Это имело смысл. И в случае если бандит сидит дома, и в случае если там окажется нормальная квартира, никаких объяснений быть не может. Следует уматывать в рекордном темпе. Я заколебалась.
— Я включу и открою дверцу, потом вернусь сюда. Мотор работает тихо.
— Психичка, открыто и включено, первый же встречный уведет машину…
— Не уведет, я присмотрю.
— Твое дело…
Я устроилась где-то на половине пути между балконом и машиной. В темноте едва видела, как Гутюша ухватился за поручни балюстрады, оттолкнулся ногой от подмуровки и умело перемахнул на другую сторону. На секунду слабый свет вспыхнул из-за портьер. Я ждала в жутком напряжении, одним глазом следя за окном, а другим за машиной; ничего не происходило, где-то подальше слышались голоса, наверно на автобусном кольце. Прошла неделя, месяц, а может, и год.
Когда в ночной тишине увидела темный силуэт, слезающий с терраски, меня охватило вместе облегчение и разочарование. Я пошла к машине. Гутюша догнал меня, едва я успела сесть за руль.
— Скорей! — прохрипел он страшным голосом.
Я вздрогнула, и машина рванулась, как выброшенная катапультой. Ехала где придется.
— Что еще… — начала я на Пясечинской, уже недалеко от Идзиковского. Гутюше уже удалось закурить.
— Перо, — бормотал он глухо. — Вечное перо. Ручка. Нет, вроде нее. С чернилами. Карандашное.
Я тормознула — мелькнула паническая мысль, а не двинуть ли в «Скорую помощь», с Гутюшей явно неладно…
— Гони! — заорал он вдруг. — Гони, только бы подальше, на всю катушку гони!
Я сбросила скорость только на Бонифация.
— Гутюш, да что же такое!!!.. Он перевел дыхание.
— Ладно, хватит. Больно уж много на одну телегу… Он там лежит, оторвался жбан от ручки, не забыть вовек, выигрыш лотерейный, плохо топят… Видать, натолкнулся на нечто невероятное и психанул. Я резко нажала на тормоз.
— Пломбир?!!!
Гутюша успел схватиться за распределительный щит и не удариться головой в ветровое стекло.
— Пломбир, никакого Пломбира, сам лежит…
— Кто?!!!
— Да тот, как его, Нога, первый помощник, тот, что седого вылечил. Над рулеткой терся, этого пузана в «Марриотте»…
— Рука!
— Ну да, он. Труп, и не сразу, а в глазу торчит ручка, плох я совсем, мне бы рюмку водки…
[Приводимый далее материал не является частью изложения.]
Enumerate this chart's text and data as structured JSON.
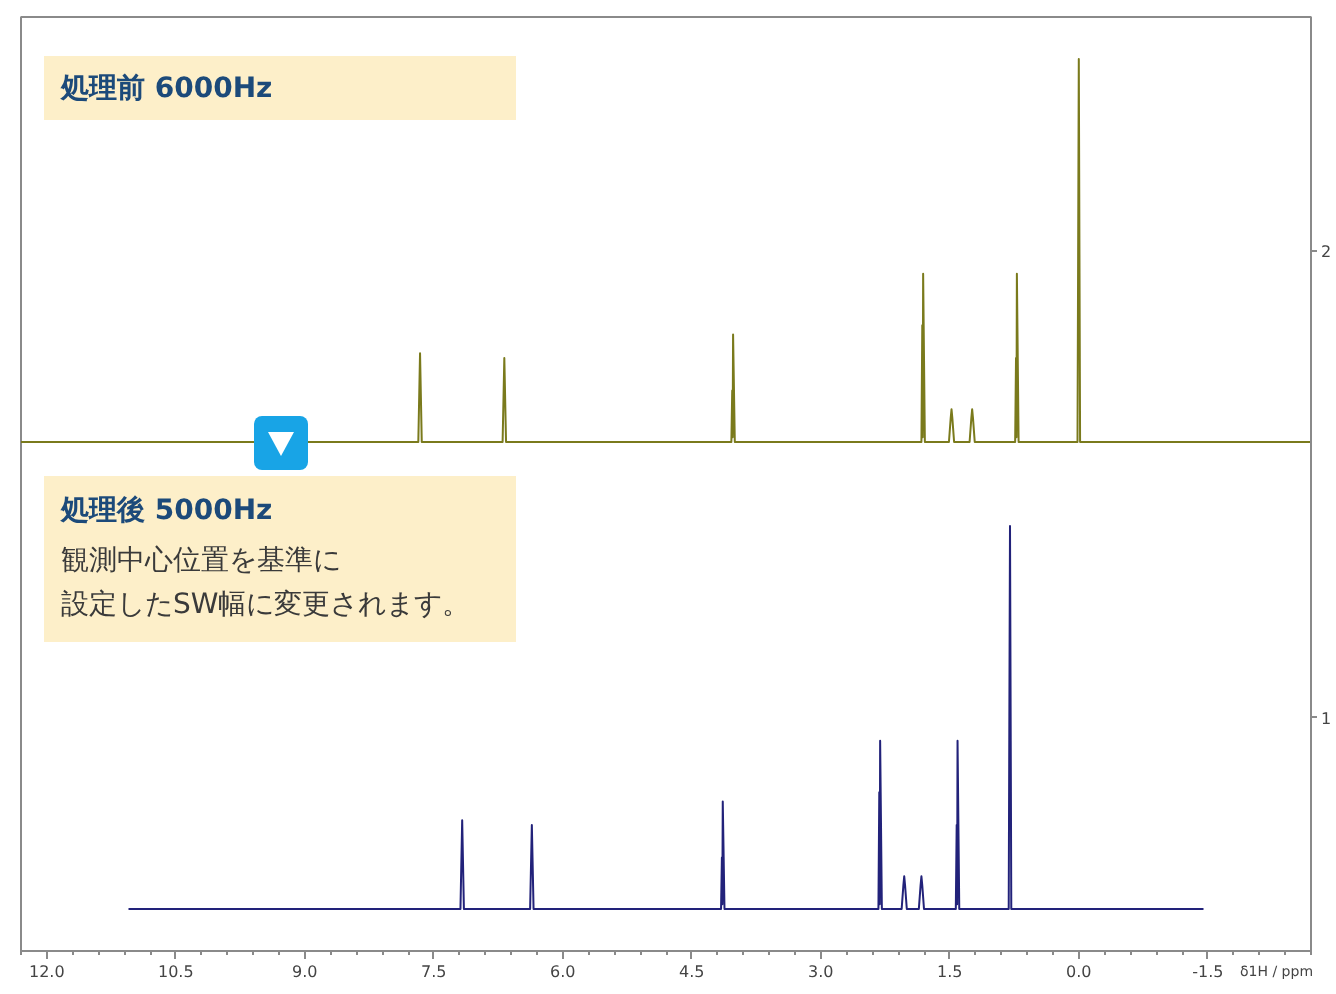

Да и мне было не до смеха. Водки не было, а на заднем сиденье лежала сумка с банками пива. Я остановилась, Гутюша достал себе одну.
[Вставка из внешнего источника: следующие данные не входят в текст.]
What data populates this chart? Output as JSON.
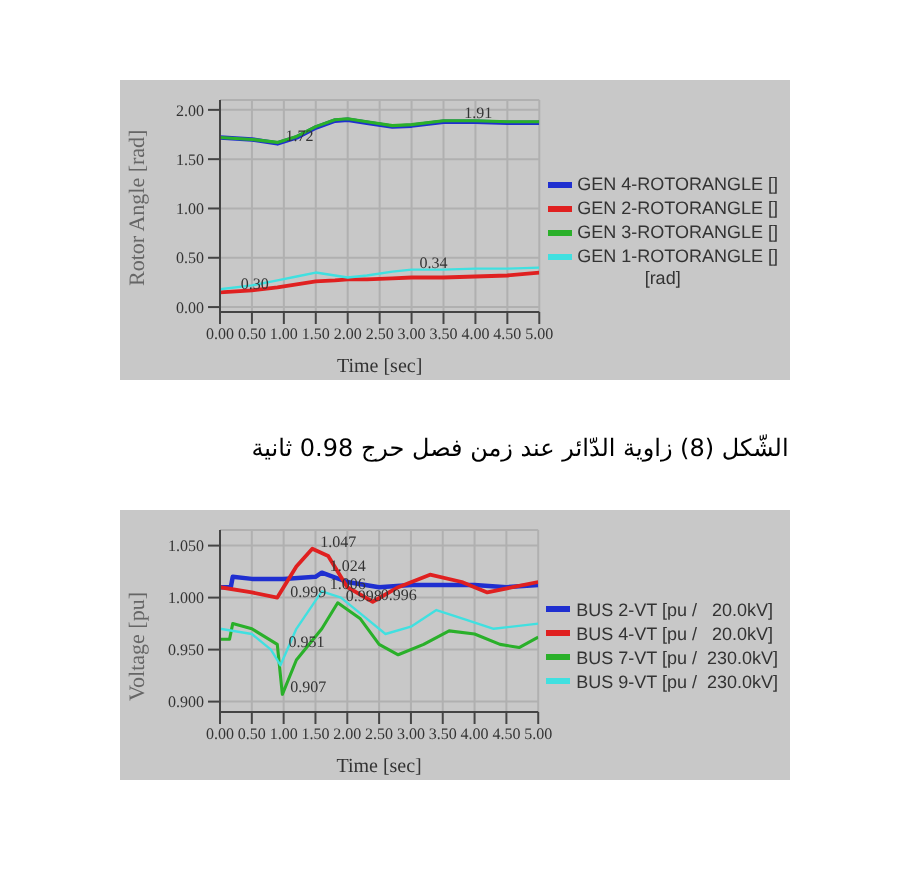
{
  "chart_data": [
    {
      "type": "line",
      "xlabel": "Time [sec]",
      "ylabel": "Rotor Angle [rad]",
      "legend_title": "[rad]",
      "legend": "right",
      "grid": true,
      "xlim": [
        0,
        5
      ],
      "xticks": [
        {
          "value": 0,
          "label": "0.00"
        },
        {
          "value": 0.5,
          "label": "0.50"
        },
        {
          "value": 1,
          "label": "1.00"
        },
        {
          "value": 1.5,
          "label": "1.50"
        },
        {
          "value": 2,
          "label": "2.00"
        },
        {
          "value": 2.5,
          "label": "2.50"
        },
        {
          "value": 3,
          "label": "3.00"
        },
        {
          "value": 3.5,
          "label": "3.50"
        },
        {
          "value": 4,
          "label": "4.00"
        },
        {
          "value": 4.5,
          "label": "4.50"
        },
        {
          "value": 5,
          "label": "5.00"
        }
      ],
      "ylim": [
        -0.05,
        2.1
      ],
      "yticks": [
        {
          "value": 0,
          "label": "0.00"
        },
        {
          "value": 0.5,
          "label": "0.50"
        },
        {
          "value": 1,
          "label": "1.00"
        },
        {
          "value": 1.5,
          "label": "1.50"
        },
        {
          "value": 2,
          "label": "2.00"
        }
      ],
      "x": [
        0,
        0.5,
        0.9,
        1.2,
        1.5,
        1.8,
        2.0,
        2.3,
        2.7,
        3.0,
        3.5,
        4.0,
        4.5,
        5.0
      ],
      "series": [
        {
          "name": "GEN 4-ROTORANGLE []",
          "color": "#1f2fd0",
          "values": [
            1.72,
            1.7,
            1.66,
            1.72,
            1.82,
            1.89,
            1.9,
            1.87,
            1.83,
            1.84,
            1.88,
            1.88,
            1.87,
            1.87
          ]
        },
        {
          "name": "GEN 2-ROTORANGLE []",
          "color": "#e02020",
          "values": [
            0.15,
            0.17,
            0.2,
            0.23,
            0.26,
            0.27,
            0.28,
            0.28,
            0.29,
            0.3,
            0.3,
            0.31,
            0.32,
            0.35
          ]
        },
        {
          "name": "GEN 3-ROTORANGLE []",
          "color": "#2ab02a",
          "values": [
            1.72,
            1.7,
            1.67,
            1.73,
            1.83,
            1.9,
            1.91,
            1.88,
            1.84,
            1.85,
            1.89,
            1.89,
            1.88,
            1.88
          ]
        },
        {
          "name": "GEN 1-ROTORANGLE []",
          "color": "#40e0e0",
          "values": [
            0.18,
            0.22,
            0.27,
            0.31,
            0.35,
            0.32,
            0.3,
            0.32,
            0.36,
            0.38,
            0.38,
            0.39,
            0.39,
            0.4
          ]
        }
      ],
      "annotations": [
        {
          "text": "1.72",
          "x": 0.9,
          "y": 1.66
        },
        {
          "text": "1.91",
          "x": 3.7,
          "y": 1.9
        },
        {
          "text": "0.30",
          "x": 0.2,
          "y": 0.16
        },
        {
          "text": "0.34",
          "x": 3.0,
          "y": 0.38
        },
        "الشّكل (8)  زاوية الدّائر عند زمن فصل حرج 0.98 ثانية"
      ]
    },
    {
      "type": "line",
      "xlabel": "Time [sec]",
      "ylabel": "Voltage [pu]",
      "legend": "right",
      "grid": true,
      "xlim": [
        0,
        5
      ],
      "xticks": [
        {
          "value": 0,
          "label": "0.00"
        },
        {
          "value": 0.5,
          "label": "0.50"
        },
        {
          "value": 1,
          "label": "1.00"
        },
        {
          "value": 1.5,
          "label": "1.50"
        },
        {
          "value": 2,
          "label": "2.00"
        },
        {
          "value": 2.5,
          "label": "2.50"
        },
        {
          "value": 3,
          "label": "3.00"
        },
        {
          "value": 3.5,
          "label": "3.50"
        },
        {
          "value": 4,
          "label": "4.00"
        },
        {
          "value": 4.5,
          "label": "4.50"
        },
        {
          "value": 5,
          "label": "5.00"
        }
      ],
      "ylim": [
        0.89,
        1.065
      ],
      "yticks": [
        {
          "value": 0.9,
          "label": "0.900"
        },
        {
          "value": 0.95,
          "label": "0.950"
        },
        {
          "value": 1,
          "label": "1.000"
        },
        {
          "value": 1.05,
          "label": "1.050"
        }
      ],
      "series": [
        {
          "name": "BUS 2-VT [pu /   20.0kV]",
          "color": "#1f2fd0",
          "x": [
            0,
            0.17,
            0.2,
            0.5,
            1.0,
            1.5,
            1.6,
            2.0,
            2.5,
            3.0,
            3.5,
            4.0,
            4.5,
            5.0
          ],
          "values": [
            1.01,
            1.01,
            1.02,
            1.018,
            1.018,
            1.02,
            1.024,
            1.015,
            1.01,
            1.012,
            1.012,
            1.012,
            1.01,
            1.012
          ]
        },
        {
          "name": "BUS 4-VT [pu /   20.0kV]",
          "color": "#e02020",
          "x": [
            0,
            0.5,
            0.9,
            1.2,
            1.45,
            1.7,
            2.0,
            2.4,
            2.8,
            3.3,
            3.8,
            4.2,
            4.6,
            5.0
          ],
          "values": [
            1.01,
            1.005,
            1.0,
            1.03,
            1.047,
            1.04,
            1.01,
            0.996,
            1.01,
            1.022,
            1.015,
            1.005,
            1.01,
            1.015
          ]
        },
        {
          "name": "BUS 7-VT [pu /  230.0kV]",
          "color": "#2ab02a",
          "x": [
            0,
            0.15,
            0.2,
            0.5,
            0.9,
            0.98,
            1.2,
            1.6,
            1.85,
            2.2,
            2.5,
            2.8,
            3.2,
            3.6,
            4.0,
            4.4,
            4.7,
            5.0
          ],
          "values": [
            0.96,
            0.96,
            0.975,
            0.97,
            0.955,
            0.907,
            0.94,
            0.97,
            0.995,
            0.98,
            0.955,
            0.945,
            0.955,
            0.968,
            0.965,
            0.955,
            0.952,
            0.962
          ]
        },
        {
          "name": "BUS 9-VT [pu /  230.0kV]",
          "color": "#40e0e0",
          "x": [
            0,
            0.5,
            0.8,
            0.95,
            1.2,
            1.6,
            1.9,
            2.3,
            2.6,
            3.0,
            3.4,
            3.8,
            4.3,
            5.0
          ],
          "values": [
            0.97,
            0.965,
            0.95,
            0.935,
            0.97,
            1.006,
            1.0,
            0.98,
            0.965,
            0.972,
            0.988,
            0.98,
            0.97,
            0.975
          ]
        }
      ],
      "annotations": [
        {
          "text": "1.047",
          "x": 1.45,
          "y": 1.047
        },
        {
          "text": "1.024",
          "x": 1.6,
          "y": 1.024
        },
        {
          "text": "0.999",
          "x": 0.98,
          "y": 0.999
        },
        {
          "text": "1.006",
          "x": 1.6,
          "y": 1.006
        },
        {
          "text": "0.998",
          "x": 1.85,
          "y": 0.995
        },
        {
          "text": "0.996",
          "x": 2.4,
          "y": 0.996
        },
        {
          "text": "0.951",
          "x": 0.95,
          "y": 0.951
        },
        {
          "text": "0.907",
          "x": 0.98,
          "y": 0.907
        }
      ]
    }
  ]
}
— Литературной смертью помер, мне кажется, — проворчал он и открыл банку, расплескивая пену.
— Гутюша, расскажи еще раз и, ради Бога, по порядку, — умоляла я, превозмогая дурноту. — Я, знаешь, не в силах задавать наводящие вопросы.
— Ну, влез на балкон. — Гутюша глубоко дышал, глотал пиво и помаленьку приходил в себя. — Темнота, полумрак, лампочка где-то в углу, для надлежащего уюта, но я сразу увидел его. На полу лежит. Духами там не благоухало, правда, на вкус и цвет… Так я сразу и понял, что это не хризантемы, сперва осмотрелся повсюду — две комнаты с кухней, в ванной тоже народу нет. Лежит, клянусь, я трезвый как стеклышко, да и теперь тоже, а в глазу торчит это, вечное перо, значит. Желтое с черным.